Les déclarations de la direction de l'université, oscillant entre « aucune décision définitive n'a été prise » et « les travaux seront terminés dans trois mois », ont entamé la confiance des étudiants.

Comme l'explique Ş.Ç., étudiant en économie, « nous sommes inquiets de la politique de 'marchandisation' de notre université. L'approche qui, en 2024, ouvrait les portes à des projets spéculatifs sous couvert d'une 'université sans murs', tente aujourd'hui de déplacer les étudiants en invoquant le risque sismique. En tant que véritables propriétaires de l'université, nous ne permettrons pas que nos campus soient transformés en chantier et que les composantes de l'université soient exclues du processus. »

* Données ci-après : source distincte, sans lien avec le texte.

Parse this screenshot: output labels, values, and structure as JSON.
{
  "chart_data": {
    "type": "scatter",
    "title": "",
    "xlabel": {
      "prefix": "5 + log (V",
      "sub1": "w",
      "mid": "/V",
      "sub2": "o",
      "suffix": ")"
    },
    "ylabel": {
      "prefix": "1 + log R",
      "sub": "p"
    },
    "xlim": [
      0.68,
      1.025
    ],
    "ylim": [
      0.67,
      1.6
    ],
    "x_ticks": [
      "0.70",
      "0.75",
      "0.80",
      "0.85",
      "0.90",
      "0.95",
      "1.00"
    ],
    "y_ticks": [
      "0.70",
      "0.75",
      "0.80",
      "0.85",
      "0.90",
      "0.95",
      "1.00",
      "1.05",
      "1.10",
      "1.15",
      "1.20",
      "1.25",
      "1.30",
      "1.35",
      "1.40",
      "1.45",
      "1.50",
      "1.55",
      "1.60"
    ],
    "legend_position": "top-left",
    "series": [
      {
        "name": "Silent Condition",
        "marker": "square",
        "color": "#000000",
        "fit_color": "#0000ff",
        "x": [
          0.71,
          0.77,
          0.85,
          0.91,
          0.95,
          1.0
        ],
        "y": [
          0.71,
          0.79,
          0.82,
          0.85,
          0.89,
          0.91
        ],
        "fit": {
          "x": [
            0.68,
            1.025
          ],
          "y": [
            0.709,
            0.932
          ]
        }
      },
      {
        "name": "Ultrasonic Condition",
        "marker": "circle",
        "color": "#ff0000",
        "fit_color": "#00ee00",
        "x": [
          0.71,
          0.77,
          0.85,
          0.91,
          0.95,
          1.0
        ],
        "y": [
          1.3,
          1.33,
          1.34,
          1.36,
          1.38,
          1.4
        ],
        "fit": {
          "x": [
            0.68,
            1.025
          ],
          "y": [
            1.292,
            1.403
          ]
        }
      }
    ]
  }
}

Par ailleurs, les étudiants soulignent qu'il existe des alternatives permettant de réaliser les travaux sans évacuer le campus. Ils insistent sur la nécessité d'exploiter les périodes de fermeture, comme les vacances d'été, ou de mettre en œuvre des solutions temporaires telles que des structures en acier.

En attente de transparence, les étudiants de l'Université d'Istanbul soulignent que « la parole, le pouvoir et la décision » doivent appartenir aux véritables propriétaires de l'université, déclarant qu'ils useront de leurs droits légaux et démocratiques contre ce processus illégitime et qu'ils ne quitteront pas leur campus.